Renovations on the ground floor of Bachmann (directly below the library) have created the HUB, a centralized location for students to access learning support services. These include the John C. Ford Academic Resource Center, advising center, disability services, tutoring, the writing center, and career and personal development.
Funding for the HUB renovations came from a $2.1 million Title III grant. Along with physical renovations, the grant provides funding for additional staff positions at the HUB, including a writing center coordinator and academic coaches.
It’s official. The days of academic divisions at Neumann are a thing of the past. The Board of Trustees has approved renaming the divisions as schools. Academic units are now the School of Arts and Sciences, the School of Business, the School of Education and Human Services, and the School of Nursing and Health Sciences.

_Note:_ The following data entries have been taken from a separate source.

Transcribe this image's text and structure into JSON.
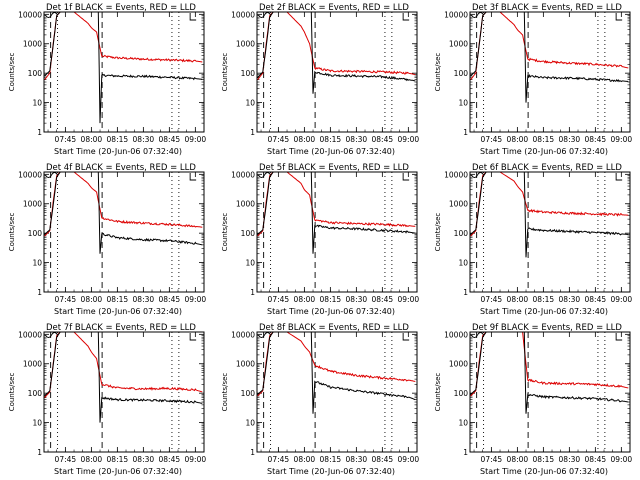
{
  "colors": {
    "events": "#000000",
    "lld": "#dd0000",
    "axes": "#000000",
    "background": "#ffffff"
  },
  "common": {
    "ylabel": "Counts/sec",
    "xlabel": "Start Time (20-Jun-06 07:32:40)",
    "x_ticks": [
      "07:45",
      "08:00",
      "08:15",
      "08:30",
      "08:45",
      "09:00"
    ],
    "y_ticks": [
      "1",
      "10",
      "100",
      "1000",
      "10000"
    ],
    "y_scale": "log",
    "ylim": [
      1,
      12000
    ]
  },
  "chart_data": [
    {
      "type": "line",
      "title": "Det 1f BLACK = Events, RED = LLD",
      "xlabel": "Start Time (20-Jun-06 07:32:40)",
      "ylabel": "Counts/sec",
      "x_ticks": [
        "07:45",
        "08:00",
        "08:15",
        "08:30",
        "08:45",
        "09:00"
      ],
      "y_ticks": [
        1,
        10,
        100,
        1000,
        10000
      ],
      "grid": false,
      "series": [
        {
          "name": "Events",
          "color": "#000000",
          "x": [
            "07:33",
            "07:36",
            "07:38",
            "07:40",
            "07:42",
            "07:44",
            "07:50",
            "08:00",
            "08:04",
            "08:05",
            "08:06",
            "08:15",
            "08:30",
            "08:45",
            "09:00",
            "09:04"
          ],
          "values": [
            80,
            120,
            900,
            9000,
            12000,
            12000,
            12000,
            12000,
            12000,
            2,
            85,
            80,
            78,
            72,
            65,
            62
          ]
        },
        {
          "name": "LLD",
          "color": "#dd0000",
          "x": [
            "07:33",
            "07:36",
            "07:38",
            "07:40",
            "07:42",
            "07:44",
            "07:50",
            "07:58",
            "08:00",
            "08:03",
            "08:06",
            "08:15",
            "08:30",
            "08:45",
            "09:00",
            "09:04"
          ],
          "values": [
            60,
            100,
            1000,
            9000,
            12000,
            12000,
            12000,
            5000,
            3500,
            2500,
            380,
            330,
            300,
            280,
            260,
            240
          ]
        }
      ]
    },
    {
      "type": "line",
      "title": "Det 2f BLACK = Events, RED = LLD",
      "xlabel": "Start Time (20-Jun-06 07:32:40)",
      "ylabel": "Counts/sec",
      "x_ticks": [
        "07:45",
        "08:00",
        "08:15",
        "08:30",
        "08:45",
        "09:00"
      ],
      "y_ticks": [
        1,
        10,
        100,
        1000,
        10000
      ],
      "grid": false,
      "series": [
        {
          "name": "Events",
          "color": "#000000",
          "x": [
            "07:33",
            "07:36",
            "07:38",
            "07:40",
            "07:42",
            "07:44",
            "07:50",
            "08:00",
            "08:04",
            "08:05",
            "08:06",
            "08:15",
            "08:30",
            "08:45",
            "09:00",
            "09:04"
          ],
          "values": [
            70,
            110,
            800,
            8000,
            12000,
            12000,
            12000,
            12000,
            12000,
            20,
            110,
            85,
            80,
            75,
            60,
            55
          ]
        },
        {
          "name": "LLD",
          "color": "#dd0000",
          "x": [
            "07:33",
            "07:36",
            "07:38",
            "07:40",
            "07:42",
            "07:44",
            "07:50",
            "07:58",
            "08:00",
            "08:03",
            "08:06",
            "08:15",
            "08:30",
            "08:45",
            "09:00",
            "09:04"
          ],
          "values": [
            60,
            100,
            1000,
            9000,
            12000,
            12000,
            12000,
            4000,
            2500,
            1000,
            150,
            120,
            115,
            110,
            100,
            90
          ]
        }
      ]
    },
    {
      "type": "line",
      "title": "Det 3f BLACK = Events, RED = LLD",
      "xlabel": "Start Time (20-Jun-06 07:32:40)",
      "ylabel": "Counts/sec",
      "x_ticks": [
        "07:45",
        "08:00",
        "08:15",
        "08:30",
        "08:45",
        "09:00"
      ],
      "y_ticks": [
        1,
        10,
        100,
        1000,
        10000
      ],
      "grid": false,
      "series": [
        {
          "name": "Events",
          "color": "#000000",
          "x": [
            "07:33",
            "07:36",
            "07:38",
            "07:40",
            "07:42",
            "07:44",
            "07:50",
            "08:00",
            "08:04",
            "08:05",
            "08:06",
            "08:15",
            "08:30",
            "08:45",
            "09:00",
            "09:04"
          ],
          "values": [
            80,
            120,
            900,
            9000,
            12000,
            12000,
            12000,
            12000,
            12000,
            10,
            80,
            70,
            68,
            62,
            55,
            52
          ]
        },
        {
          "name": "LLD",
          "color": "#dd0000",
          "x": [
            "07:33",
            "07:36",
            "07:38",
            "07:40",
            "07:42",
            "07:44",
            "07:50",
            "07:58",
            "08:00",
            "08:03",
            "08:06",
            "08:15",
            "08:30",
            "08:45",
            "09:00",
            "09:04"
          ],
          "values": [
            60,
            100,
            1000,
            9000,
            12000,
            12000,
            12000,
            4500,
            3000,
            2000,
            300,
            250,
            220,
            200,
            170,
            150
          ]
        }
      ]
    },
    {
      "type": "line",
      "title": "Det 4f BLACK = Events, RED = LLD",
      "xlabel": "Start Time (20-Jun-06 07:32:40)",
      "ylabel": "Counts/sec",
      "x_ticks": [
        "07:45",
        "08:00",
        "08:15",
        "08:30",
        "08:45",
        "09:00"
      ],
      "y_ticks": [
        1,
        10,
        100,
        1000,
        10000
      ],
      "grid": false,
      "series": [
        {
          "name": "Events",
          "color": "#000000",
          "x": [
            "07:33",
            "07:36",
            "07:38",
            "07:40",
            "07:42",
            "07:44",
            "07:50",
            "08:00",
            "08:04",
            "08:05",
            "08:06",
            "08:15",
            "08:30",
            "08:45",
            "09:00",
            "09:04"
          ],
          "values": [
            90,
            130,
            900,
            8000,
            12000,
            12000,
            12000,
            12000,
            12000,
            20,
            95,
            70,
            60,
            55,
            45,
            40
          ]
        },
        {
          "name": "LLD",
          "color": "#dd0000",
          "x": [
            "07:33",
            "07:36",
            "07:38",
            "07:40",
            "07:42",
            "07:44",
            "07:50",
            "07:58",
            "08:00",
            "08:03",
            "08:06",
            "08:15",
            "08:30",
            "08:45",
            "09:00",
            "09:04"
          ],
          "values": [
            80,
            120,
            1200,
            9000,
            12000,
            12000,
            12000,
            5000,
            3500,
            2500,
            330,
            250,
            220,
            200,
            170,
            160
          ]
        }
      ]
    },
    {
      "type": "line",
      "title": "Det 5f BLACK = Events, RED = LLD",
      "xlabel": "Start Time (20-Jun-06 07:32:40)",
      "ylabel": "Counts/sec",
      "x_ticks": [
        "07:45",
        "08:00",
        "08:15",
        "08:30",
        "08:45",
        "09:00"
      ],
      "y_ticks": [
        1,
        10,
        100,
        1000,
        10000
      ],
      "grid": false,
      "series": [
        {
          "name": "Events",
          "color": "#000000",
          "x": [
            "07:33",
            "07:36",
            "07:38",
            "07:40",
            "07:42",
            "07:44",
            "07:50",
            "08:00",
            "08:04",
            "08:05",
            "08:06",
            "08:15",
            "08:30",
            "08:45",
            "09:00",
            "09:04"
          ],
          "values": [
            90,
            130,
            900,
            8000,
            12000,
            12000,
            12000,
            12000,
            12000,
            20,
            180,
            150,
            140,
            125,
            110,
            100
          ]
        },
        {
          "name": "LLD",
          "color": "#dd0000",
          "x": [
            "07:33",
            "07:36",
            "07:38",
            "07:40",
            "07:42",
            "07:44",
            "07:50",
            "07:58",
            "08:00",
            "08:03",
            "08:06",
            "08:15",
            "08:30",
            "08:45",
            "09:00",
            "09:04"
          ],
          "values": [
            80,
            120,
            1200,
            9000,
            12000,
            12000,
            12000,
            5000,
            3000,
            2000,
            280,
            230,
            210,
            200,
            180,
            170
          ]
        }
      ]
    },
    {
      "type": "line",
      "title": "Det 6f BLACK = Events, RED = LLD",
      "xlabel": "Start Time (20-Jun-06 07:32:40)",
      "ylabel": "Counts/sec",
      "x_ticks": [
        "07:45",
        "08:00",
        "08:15",
        "08:30",
        "08:45",
        "09:00"
      ],
      "y_ticks": [
        1,
        10,
        100,
        1000,
        10000
      ],
      "grid": false,
      "series": [
        {
          "name": "Events",
          "color": "#000000",
          "x": [
            "07:33",
            "07:36",
            "07:38",
            "07:40",
            "07:42",
            "07:44",
            "07:50",
            "08:00",
            "08:04",
            "08:05",
            "08:06",
            "08:15",
            "08:30",
            "08:45",
            "09:00",
            "09:04"
          ],
          "values": [
            90,
            130,
            900,
            8000,
            12000,
            12000,
            12000,
            12000,
            12000,
            15,
            140,
            125,
            115,
            105,
            95,
            90
          ]
        },
        {
          "name": "LLD",
          "color": "#dd0000",
          "x": [
            "07:33",
            "07:36",
            "07:38",
            "07:40",
            "07:42",
            "07:44",
            "07:50",
            "07:58",
            "08:00",
            "08:03",
            "08:06",
            "08:15",
            "08:30",
            "08:45",
            "09:00",
            "09:04"
          ],
          "values": [
            80,
            120,
            1200,
            9000,
            12000,
            12000,
            12000,
            6000,
            4000,
            2500,
            600,
            520,
            480,
            450,
            420,
            410
          ]
        }
      ]
    },
    {
      "type": "line",
      "title": "Det 7f BLACK = Events, RED = LLD",
      "xlabel": "Start Time (20-Jun-06 07:32:40)",
      "ylabel": "Counts/sec",
      "x_ticks": [
        "07:45",
        "08:00",
        "08:15",
        "08:30",
        "08:45",
        "09:00"
      ],
      "y_ticks": [
        1,
        10,
        100,
        1000,
        10000
      ],
      "grid": false,
      "series": [
        {
          "name": "Events",
          "color": "#000000",
          "x": [
            "07:33",
            "07:36",
            "07:38",
            "07:40",
            "07:42",
            "07:44",
            "07:50",
            "08:00",
            "08:04",
            "08:05",
            "08:06",
            "08:15",
            "08:30",
            "08:45",
            "09:00",
            "09:04"
          ],
          "values": [
            80,
            120,
            900,
            8000,
            12000,
            12000,
            12000,
            12000,
            12000,
            10,
            70,
            60,
            58,
            55,
            50,
            45
          ]
        },
        {
          "name": "LLD",
          "color": "#dd0000",
          "x": [
            "07:33",
            "07:36",
            "07:38",
            "07:40",
            "07:42",
            "07:44",
            "07:50",
            "07:58",
            "08:00",
            "08:03",
            "08:06",
            "08:15",
            "08:30",
            "08:45",
            "09:00",
            "09:04"
          ],
          "values": [
            70,
            110,
            1000,
            9000,
            12000,
            12000,
            12000,
            4000,
            2500,
            1500,
            200,
            150,
            140,
            145,
            130,
            110
          ]
        }
      ]
    },
    {
      "type": "line",
      "title": "Det 8f BLACK = Events, RED = LLD",
      "xlabel": "Start Time (20-Jun-06 07:32:40)",
      "ylabel": "Counts/sec",
      "x_ticks": [
        "07:45",
        "08:00",
        "08:15",
        "08:30",
        "08:45",
        "09:00"
      ],
      "y_ticks": [
        1,
        10,
        100,
        1000,
        10000
      ],
      "grid": false,
      "series": [
        {
          "name": "Events",
          "color": "#000000",
          "x": [
            "07:33",
            "07:36",
            "07:38",
            "07:40",
            "07:42",
            "07:44",
            "07:50",
            "08:00",
            "08:04",
            "08:05",
            "08:06",
            "08:15",
            "08:30",
            "08:45",
            "09:00",
            "09:04"
          ],
          "values": [
            90,
            130,
            900,
            8000,
            12000,
            12000,
            12000,
            12000,
            12000,
            20,
            250,
            160,
            120,
            95,
            75,
            60
          ]
        },
        {
          "name": "LLD",
          "color": "#dd0000",
          "x": [
            "07:33",
            "07:36",
            "07:38",
            "07:40",
            "07:42",
            "07:44",
            "07:50",
            "07:58",
            "08:00",
            "08:03",
            "08:06",
            "08:15",
            "08:30",
            "08:45",
            "09:00",
            "09:04"
          ],
          "values": [
            80,
            120,
            1200,
            9000,
            12000,
            12000,
            12000,
            6000,
            4000,
            2500,
            900,
            550,
            400,
            330,
            280,
            250
          ]
        }
      ]
    },
    {
      "type": "line",
      "title": "Det 9f BLACK = Events, RED = LLD",
      "xlabel": "Start Time (20-Jun-06 07:32:40)",
      "ylabel": "Counts/sec",
      "x_ticks": [
        "07:45",
        "08:00",
        "08:15",
        "08:30",
        "08:45",
        "09:00"
      ],
      "y_ticks": [
        1,
        10,
        100,
        1000,
        10000
      ],
      "grid": false,
      "series": [
        {
          "name": "Events",
          "color": "#000000",
          "x": [
            "07:33",
            "07:36",
            "07:38",
            "07:40",
            "07:42",
            "07:44",
            "07:50",
            "08:00",
            "08:04",
            "08:05",
            "08:06",
            "08:15",
            "08:30",
            "08:45",
            "09:00",
            "09:04"
          ],
          "values": [
            90,
            130,
            900,
            8000,
            12000,
            12000,
            12000,
            12000,
            12000,
            20,
            90,
            75,
            70,
            65,
            55,
            50
          ]
        },
        {
          "name": "LLD",
          "color": "#dd0000",
          "x": [
            "07:33",
            "07:36",
            "07:38",
            "07:40",
            "07:42",
            "07:44",
            "07:50",
            "07:58",
            "08:00",
            "08:03",
            "08:06",
            "08:15",
            "08:30",
            "08:45",
            "09:00",
            "09:04"
          ],
          "values": [
            80,
            120,
            1200,
            9000,
            12000,
            12000,
            12000,
            12000,
            12000,
            12000,
            280,
            220,
            210,
            200,
            170,
            150
          ]
        }
      ]
    }
  ]
}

Phi Theta Kappa Honor Society (PTK) has named Neumann University to its 2020 Transfer Honor Roll. The society recognizes the highest-rated 25 percent of colleges for creating systems and processes that support transfer students.
The 2020 honor roll includes 122 colleges. Only eight are in Pennsylvania. Colleges were selected based on their transfer friendliness rating, which includes cost, scholarships, admissions practices, and peer reviews.